Determining Rates

• Feb 18th 2009, 05:00 PM
calc_student09
Determining Rates
A conical reservoir has a depth of 24 feet and a circular top of radius 12 feet. It is being filled so that the depth of water i increasing at a constant rate of 4 feet per hour. Determine the rate in cubic feet per hour at which water is entering the reservoir when the depth is 5 feet.

I know that A= 1/3(pi)hr^2 but i havent done rates for a while and I don't remember how to do this. Its calc ab
• Feb 18th 2009, 05:23 PM
skeeter
$V = \frac{\pi}{3}r^2 h
$

$\frac{r}{h} = \frac{12}{24}$ ... $r = \frac{h}{2}$

sub in h/2 for r, and get the volume formula strictly in terms of h ...

$V = \frac{\pi}{3}\left(\frac{h}{2}\right)^2 h$

$V = \frac{\pi}{12}h^3$

now take the time derivative and determine $\frac{dV}{dt}$
• Feb 19th 2009, 06:19 PM
OnMyWayToBeAMathProffesor
so then $\frac{dv}{dt}=\frac{3\pi}{12}h^2=\frac{\pi}{4}h^2$. I get that, I would think you would just plug in 5 to get $\frac{dv}{dt}$ but then where does the 4 feet per hour come in?

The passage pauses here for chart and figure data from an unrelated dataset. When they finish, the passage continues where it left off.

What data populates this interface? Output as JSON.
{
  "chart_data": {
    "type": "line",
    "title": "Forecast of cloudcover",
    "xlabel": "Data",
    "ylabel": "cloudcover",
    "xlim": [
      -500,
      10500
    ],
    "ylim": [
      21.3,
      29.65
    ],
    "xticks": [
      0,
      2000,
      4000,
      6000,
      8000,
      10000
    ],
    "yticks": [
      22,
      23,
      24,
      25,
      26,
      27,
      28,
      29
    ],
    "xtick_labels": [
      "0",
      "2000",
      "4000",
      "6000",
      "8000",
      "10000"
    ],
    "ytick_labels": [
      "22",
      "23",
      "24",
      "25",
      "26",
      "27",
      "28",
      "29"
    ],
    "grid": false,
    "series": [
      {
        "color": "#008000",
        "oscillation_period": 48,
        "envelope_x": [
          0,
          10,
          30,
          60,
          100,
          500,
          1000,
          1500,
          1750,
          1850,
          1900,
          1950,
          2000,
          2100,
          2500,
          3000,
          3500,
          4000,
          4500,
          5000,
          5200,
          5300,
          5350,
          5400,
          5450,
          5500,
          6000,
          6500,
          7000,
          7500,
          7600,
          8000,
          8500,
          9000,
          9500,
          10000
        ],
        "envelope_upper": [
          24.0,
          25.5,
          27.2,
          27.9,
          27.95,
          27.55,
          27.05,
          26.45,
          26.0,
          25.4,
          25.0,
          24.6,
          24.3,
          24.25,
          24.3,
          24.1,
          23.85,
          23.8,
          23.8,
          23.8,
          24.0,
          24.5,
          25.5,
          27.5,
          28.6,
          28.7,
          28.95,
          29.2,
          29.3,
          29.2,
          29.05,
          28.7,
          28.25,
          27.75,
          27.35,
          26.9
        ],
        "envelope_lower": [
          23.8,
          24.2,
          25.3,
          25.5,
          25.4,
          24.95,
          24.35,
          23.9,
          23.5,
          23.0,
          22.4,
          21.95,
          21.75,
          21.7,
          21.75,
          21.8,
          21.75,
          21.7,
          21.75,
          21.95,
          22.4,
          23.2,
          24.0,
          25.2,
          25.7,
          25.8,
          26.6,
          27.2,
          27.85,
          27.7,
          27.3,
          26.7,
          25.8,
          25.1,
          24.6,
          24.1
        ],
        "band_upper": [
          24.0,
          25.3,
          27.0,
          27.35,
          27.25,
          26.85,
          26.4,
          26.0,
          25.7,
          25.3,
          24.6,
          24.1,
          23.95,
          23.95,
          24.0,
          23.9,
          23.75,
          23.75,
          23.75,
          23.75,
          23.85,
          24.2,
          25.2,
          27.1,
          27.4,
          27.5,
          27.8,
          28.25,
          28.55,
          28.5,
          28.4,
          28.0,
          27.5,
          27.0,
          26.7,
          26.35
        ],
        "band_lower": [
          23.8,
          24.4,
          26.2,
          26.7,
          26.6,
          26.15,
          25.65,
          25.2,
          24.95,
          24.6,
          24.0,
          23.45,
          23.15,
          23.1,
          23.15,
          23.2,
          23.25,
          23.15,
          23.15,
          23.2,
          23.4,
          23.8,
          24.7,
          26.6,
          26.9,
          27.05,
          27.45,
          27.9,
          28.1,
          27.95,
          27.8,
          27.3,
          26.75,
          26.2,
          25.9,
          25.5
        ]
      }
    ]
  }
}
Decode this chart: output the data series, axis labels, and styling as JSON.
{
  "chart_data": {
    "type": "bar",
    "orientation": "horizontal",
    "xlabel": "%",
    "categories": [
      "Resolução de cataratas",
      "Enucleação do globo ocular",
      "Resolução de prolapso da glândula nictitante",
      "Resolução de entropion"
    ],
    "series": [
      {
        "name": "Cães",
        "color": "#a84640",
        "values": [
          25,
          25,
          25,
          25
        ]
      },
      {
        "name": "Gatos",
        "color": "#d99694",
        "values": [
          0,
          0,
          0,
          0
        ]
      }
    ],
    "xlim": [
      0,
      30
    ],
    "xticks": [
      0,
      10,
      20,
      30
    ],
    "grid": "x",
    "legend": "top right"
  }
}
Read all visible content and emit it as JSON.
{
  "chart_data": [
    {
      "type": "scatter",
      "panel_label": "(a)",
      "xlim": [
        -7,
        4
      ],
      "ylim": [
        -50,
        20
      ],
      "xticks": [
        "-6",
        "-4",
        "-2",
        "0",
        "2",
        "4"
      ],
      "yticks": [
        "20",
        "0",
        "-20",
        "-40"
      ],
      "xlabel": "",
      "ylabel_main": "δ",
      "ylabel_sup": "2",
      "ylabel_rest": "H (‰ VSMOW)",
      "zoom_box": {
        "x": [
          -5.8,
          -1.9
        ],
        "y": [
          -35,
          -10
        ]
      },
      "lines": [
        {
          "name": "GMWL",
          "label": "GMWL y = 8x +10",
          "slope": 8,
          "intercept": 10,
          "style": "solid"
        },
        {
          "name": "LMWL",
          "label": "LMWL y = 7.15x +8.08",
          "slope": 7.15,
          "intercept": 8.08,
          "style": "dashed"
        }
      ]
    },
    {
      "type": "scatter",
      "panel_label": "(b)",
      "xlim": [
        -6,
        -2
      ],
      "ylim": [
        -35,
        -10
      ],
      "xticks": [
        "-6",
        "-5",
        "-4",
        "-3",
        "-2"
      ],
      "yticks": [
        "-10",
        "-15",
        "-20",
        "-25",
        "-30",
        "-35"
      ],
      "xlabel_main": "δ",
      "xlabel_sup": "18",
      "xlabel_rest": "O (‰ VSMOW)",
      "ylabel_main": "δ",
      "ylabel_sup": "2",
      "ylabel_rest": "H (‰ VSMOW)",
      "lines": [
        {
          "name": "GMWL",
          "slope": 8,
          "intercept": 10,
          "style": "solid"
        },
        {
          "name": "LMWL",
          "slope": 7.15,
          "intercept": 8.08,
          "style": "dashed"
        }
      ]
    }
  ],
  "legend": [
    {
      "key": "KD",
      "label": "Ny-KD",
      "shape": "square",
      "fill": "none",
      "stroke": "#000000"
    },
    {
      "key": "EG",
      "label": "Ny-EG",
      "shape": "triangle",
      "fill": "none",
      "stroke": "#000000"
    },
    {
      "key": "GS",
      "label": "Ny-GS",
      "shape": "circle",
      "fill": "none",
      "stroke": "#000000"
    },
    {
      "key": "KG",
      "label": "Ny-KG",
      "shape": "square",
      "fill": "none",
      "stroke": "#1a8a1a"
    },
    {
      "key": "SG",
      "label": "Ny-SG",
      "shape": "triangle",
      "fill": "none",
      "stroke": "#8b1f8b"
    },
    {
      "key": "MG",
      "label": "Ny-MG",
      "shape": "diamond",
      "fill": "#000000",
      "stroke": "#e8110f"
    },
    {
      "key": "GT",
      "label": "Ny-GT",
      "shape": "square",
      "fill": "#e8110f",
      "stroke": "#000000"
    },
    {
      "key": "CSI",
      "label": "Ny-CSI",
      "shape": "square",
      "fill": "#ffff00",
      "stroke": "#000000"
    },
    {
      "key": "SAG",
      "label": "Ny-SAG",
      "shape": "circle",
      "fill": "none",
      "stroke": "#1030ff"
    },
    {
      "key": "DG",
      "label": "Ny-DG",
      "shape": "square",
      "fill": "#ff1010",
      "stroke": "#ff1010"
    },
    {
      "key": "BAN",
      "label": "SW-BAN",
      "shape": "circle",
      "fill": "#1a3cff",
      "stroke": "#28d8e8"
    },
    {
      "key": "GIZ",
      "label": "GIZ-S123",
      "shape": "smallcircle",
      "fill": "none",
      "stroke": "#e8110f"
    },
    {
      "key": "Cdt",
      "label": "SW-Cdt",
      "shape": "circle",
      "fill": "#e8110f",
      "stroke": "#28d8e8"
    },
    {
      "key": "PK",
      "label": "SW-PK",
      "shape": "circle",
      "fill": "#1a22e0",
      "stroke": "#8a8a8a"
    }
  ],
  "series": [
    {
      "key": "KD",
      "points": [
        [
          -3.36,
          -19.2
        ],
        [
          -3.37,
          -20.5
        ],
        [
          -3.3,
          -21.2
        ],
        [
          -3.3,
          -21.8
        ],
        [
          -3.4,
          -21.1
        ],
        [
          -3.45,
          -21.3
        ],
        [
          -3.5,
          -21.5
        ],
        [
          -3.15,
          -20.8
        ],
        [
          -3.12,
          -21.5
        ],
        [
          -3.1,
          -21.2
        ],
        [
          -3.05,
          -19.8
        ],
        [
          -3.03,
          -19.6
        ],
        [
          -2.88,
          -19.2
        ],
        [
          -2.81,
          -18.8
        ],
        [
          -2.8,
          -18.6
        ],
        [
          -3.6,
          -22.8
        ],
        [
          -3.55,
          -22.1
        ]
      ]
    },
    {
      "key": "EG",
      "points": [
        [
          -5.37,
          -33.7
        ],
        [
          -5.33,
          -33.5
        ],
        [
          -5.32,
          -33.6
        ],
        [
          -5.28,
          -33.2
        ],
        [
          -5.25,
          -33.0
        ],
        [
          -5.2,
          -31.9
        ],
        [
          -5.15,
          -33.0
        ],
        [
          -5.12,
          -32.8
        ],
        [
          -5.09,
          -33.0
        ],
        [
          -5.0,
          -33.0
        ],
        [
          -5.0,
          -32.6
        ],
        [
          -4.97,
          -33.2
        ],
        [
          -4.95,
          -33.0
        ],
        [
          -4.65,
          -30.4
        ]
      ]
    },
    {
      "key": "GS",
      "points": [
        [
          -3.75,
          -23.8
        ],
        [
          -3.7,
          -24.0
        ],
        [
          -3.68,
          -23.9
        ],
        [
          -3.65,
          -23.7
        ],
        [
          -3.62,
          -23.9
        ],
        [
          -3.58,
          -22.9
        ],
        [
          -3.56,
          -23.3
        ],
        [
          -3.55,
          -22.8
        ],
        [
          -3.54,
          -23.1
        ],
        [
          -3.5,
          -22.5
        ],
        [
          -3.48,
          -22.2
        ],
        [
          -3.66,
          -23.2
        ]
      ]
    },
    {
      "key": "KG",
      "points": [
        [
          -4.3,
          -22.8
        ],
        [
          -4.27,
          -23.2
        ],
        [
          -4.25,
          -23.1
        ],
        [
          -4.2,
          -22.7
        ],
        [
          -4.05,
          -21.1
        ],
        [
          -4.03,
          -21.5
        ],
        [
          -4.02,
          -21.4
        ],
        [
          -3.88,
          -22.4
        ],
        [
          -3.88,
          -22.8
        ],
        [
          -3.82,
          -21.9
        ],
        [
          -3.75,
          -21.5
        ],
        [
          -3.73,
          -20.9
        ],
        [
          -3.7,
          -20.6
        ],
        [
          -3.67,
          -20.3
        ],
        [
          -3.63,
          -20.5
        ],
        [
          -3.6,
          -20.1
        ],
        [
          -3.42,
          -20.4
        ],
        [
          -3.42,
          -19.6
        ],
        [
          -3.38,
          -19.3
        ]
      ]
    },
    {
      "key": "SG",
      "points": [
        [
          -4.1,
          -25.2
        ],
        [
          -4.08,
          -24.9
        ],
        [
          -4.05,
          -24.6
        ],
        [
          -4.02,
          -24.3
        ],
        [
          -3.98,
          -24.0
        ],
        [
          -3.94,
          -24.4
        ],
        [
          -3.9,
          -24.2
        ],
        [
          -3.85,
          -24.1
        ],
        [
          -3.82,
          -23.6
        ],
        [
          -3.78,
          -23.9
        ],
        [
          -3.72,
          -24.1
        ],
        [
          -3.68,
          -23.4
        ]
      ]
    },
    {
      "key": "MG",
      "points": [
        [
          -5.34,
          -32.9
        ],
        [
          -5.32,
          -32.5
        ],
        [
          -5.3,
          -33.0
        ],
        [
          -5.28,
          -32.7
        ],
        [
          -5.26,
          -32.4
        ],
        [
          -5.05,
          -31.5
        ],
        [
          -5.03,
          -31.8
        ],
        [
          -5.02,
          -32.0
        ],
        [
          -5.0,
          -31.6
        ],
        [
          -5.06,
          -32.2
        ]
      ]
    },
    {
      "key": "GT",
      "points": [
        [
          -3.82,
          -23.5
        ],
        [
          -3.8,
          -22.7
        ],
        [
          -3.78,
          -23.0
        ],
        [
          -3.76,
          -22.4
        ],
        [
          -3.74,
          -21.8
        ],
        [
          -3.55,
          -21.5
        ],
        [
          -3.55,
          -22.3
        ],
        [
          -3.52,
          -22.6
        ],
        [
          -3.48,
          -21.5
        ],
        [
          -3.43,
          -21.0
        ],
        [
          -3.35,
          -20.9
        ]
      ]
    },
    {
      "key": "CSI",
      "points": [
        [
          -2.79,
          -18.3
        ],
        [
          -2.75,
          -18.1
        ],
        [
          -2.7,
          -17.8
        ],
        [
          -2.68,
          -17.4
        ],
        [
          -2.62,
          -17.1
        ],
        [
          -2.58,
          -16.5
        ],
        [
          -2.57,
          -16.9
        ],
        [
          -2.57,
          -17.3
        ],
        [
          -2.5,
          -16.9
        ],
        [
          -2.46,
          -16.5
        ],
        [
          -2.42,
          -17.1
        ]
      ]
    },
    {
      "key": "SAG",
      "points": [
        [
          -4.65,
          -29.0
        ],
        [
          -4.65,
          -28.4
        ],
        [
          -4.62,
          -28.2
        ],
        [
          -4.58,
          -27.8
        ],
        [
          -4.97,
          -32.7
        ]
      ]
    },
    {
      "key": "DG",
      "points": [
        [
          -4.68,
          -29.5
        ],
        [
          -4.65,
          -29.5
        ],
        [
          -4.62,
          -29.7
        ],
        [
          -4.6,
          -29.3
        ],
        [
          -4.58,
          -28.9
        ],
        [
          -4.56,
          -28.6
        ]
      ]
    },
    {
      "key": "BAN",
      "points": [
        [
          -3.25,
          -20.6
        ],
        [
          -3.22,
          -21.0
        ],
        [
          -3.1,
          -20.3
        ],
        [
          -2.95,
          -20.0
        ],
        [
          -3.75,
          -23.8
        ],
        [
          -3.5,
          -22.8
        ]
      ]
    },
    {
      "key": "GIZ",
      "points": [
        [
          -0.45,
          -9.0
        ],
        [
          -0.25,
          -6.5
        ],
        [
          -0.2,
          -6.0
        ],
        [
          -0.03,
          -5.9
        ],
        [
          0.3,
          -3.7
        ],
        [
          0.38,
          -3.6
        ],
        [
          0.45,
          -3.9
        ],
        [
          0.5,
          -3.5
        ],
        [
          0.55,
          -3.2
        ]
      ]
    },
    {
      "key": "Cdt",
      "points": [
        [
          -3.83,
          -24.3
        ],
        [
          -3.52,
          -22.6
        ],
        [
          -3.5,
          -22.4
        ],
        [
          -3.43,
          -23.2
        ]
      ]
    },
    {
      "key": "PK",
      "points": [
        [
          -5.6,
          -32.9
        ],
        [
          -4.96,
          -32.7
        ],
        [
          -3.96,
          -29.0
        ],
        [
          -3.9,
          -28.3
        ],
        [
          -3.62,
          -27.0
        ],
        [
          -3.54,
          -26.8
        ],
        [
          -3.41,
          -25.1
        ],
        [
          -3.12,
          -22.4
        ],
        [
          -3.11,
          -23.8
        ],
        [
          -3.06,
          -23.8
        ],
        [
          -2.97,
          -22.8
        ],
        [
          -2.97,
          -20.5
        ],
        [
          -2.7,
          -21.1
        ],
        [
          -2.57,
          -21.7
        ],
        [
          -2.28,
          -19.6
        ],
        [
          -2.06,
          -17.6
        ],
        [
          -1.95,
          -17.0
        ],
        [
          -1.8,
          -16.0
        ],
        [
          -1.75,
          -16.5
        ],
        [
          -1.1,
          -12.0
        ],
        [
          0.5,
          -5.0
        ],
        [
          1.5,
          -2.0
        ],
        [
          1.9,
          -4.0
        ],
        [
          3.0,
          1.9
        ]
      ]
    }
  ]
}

Thanks for everyones help.
• Feb 19th 2009, 06:39 PM
skeeter
Quote:

Originally Posted by OnMyWayToBeAMathProffesor
so then $\frac{dv}{dt}=\frac{3\pi}{12}h^2=\frac{\pi}{4}h^2$. I get that, I would think you would just plug in 5 to get $\frac{dv}{dt}$ but then where does the 4 feet per hour come in? Thanks for everyones help.

chain rule ...

$\frac{dV}{dt} = \frac{\pi}{4} h^2 \cdot \frac{dh}{dt}$
• Feb 19th 2009, 06:49 PM
OnMyWayToBeAMathProffesor
aaaa, i see. Sorry, I totally forgot about that. But is my $\frac{dv}{dt}$ formula correct? My peers got different derivative equations. If it is, this would be the subsequent work.

$\frac{dV}{dt} = \frac{\pi}{4} h^2 \cdot \frac{dh}{dt}$

$\frac{dV}{dt}=\frac{\pi}{4} (5)^2 \cdot (4)$

$\frac{dV}{dt}=25\pi$

correct?
• Feb 19th 2009, 06:57 PM
skeeter
units for $\frac{dV}{dt}$ ?
• Feb 19th 2009, 07:05 PM
OnMyWayToBeAMathProffesor
Thanks for catching that, so $\frac{dV}{dt}=25\pi$ feet per hour

correct?